How can we study these questions or any possible effect that light has over vast expanses of time?

Scientifically, the study of light-over-time becomes a natural paradox because light is a measure of ‘time,’ yet has properties that make ‘time’ a variable … which connotes a fundamental problem: that ordinary science cannot measure light-over-time simply because light is a measure of time … while also being a variable of mass and a variable of energy, which means we are immersed inside the very experiment we would propose to undertake, thus meaning quite simply, we ourselves are a variable in the outcome of any experiment.

This clearly demonstrates how mankind’s scientific perspective is limited by the brief snapshot allowed our short life-spans: How can a scientist experiment on probabilities posed by a physics that spans tens of thousands or millions of years when the sum of recorded history barely covers 6000 years?

Appendix: Using the human experience as our foremost example; the most enduring strategy for life is telling the next generation about the lessons and technologies that have been passed down through history.
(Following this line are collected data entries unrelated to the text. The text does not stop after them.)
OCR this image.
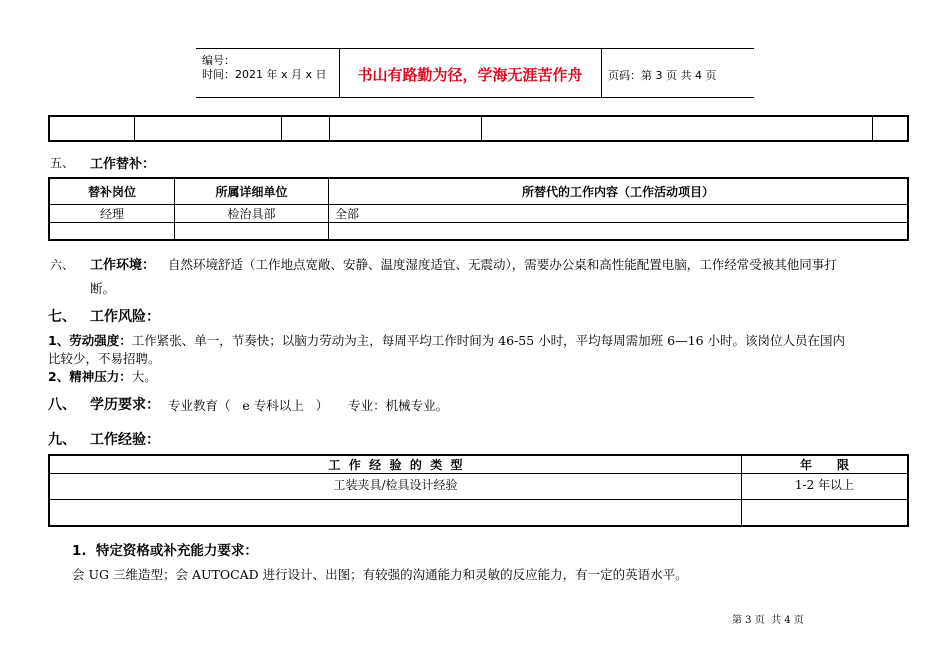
编号：
时间：2021 年 x 月 x 日	书山有路勤为径，学海无涯苦作舟	页码：第 3 页 共 4 页

五、 工作替补：
替补岗位	所属详细单位	所替代的工作内容（工作活动项目）
经理	检治具部	全部

六、 工作环境： 自然环境舒适（工作地点宽敞、安静、温度湿度适宜、无震动），需要办公桌和高性能配置电脑，工作经常受被其他同事打
断。
七、 工作风险：
1、劳动强度：工作紧张、单一，节奏快；以脑力劳动为主，每周平均工作时间为 46-55 小时，平均每周需加班 6—16 小时。该岗位人员在国内
比较少，不易招聘。
2、精神压力：大。
八、 学历要求： 专业教育（   e 专科以上   ）     专业：机械专业。
九、 工作经验：
工  作  经  验  的  类  型	年      限
工装夹具/检具设计经验	1-2 年以上

1.  特定资格或补充能力要求：
会 UG 三维造型；会 AUTOCAD 进行设计、出图；有较强的沟通能力和灵敏的反应能力，有一定的英语水平。
第 3 页  共 4 页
In other words, we re-tell our story so the next generation will remember how to grow potatoes and make hammers.

We can apply the importance of ‘story-telling’ also to light. Excluding meteorites and a smattering of collected rocks and particles of dust, all the information we have received from space has arrived here via the electromagnetic spectrum (light). We have used this bombardment of light from space to analyze the history of our universe and to calculate the unfathomable reasoning behind dark matter and black holes … but the entire story of our universe has arrived via light.

Conversely, a steady stream of reflected and radiated light leaves our planet each moment and carries with it the story of our lives. This means the lessons from our lives are preserved and re-told, and are being added to the ever-changing universe to make whatever contribution they might to the future of ‘what happens out there,’ and in doing so, it notches comfortably into human expectation: knowing that (because of light) our lives will endure.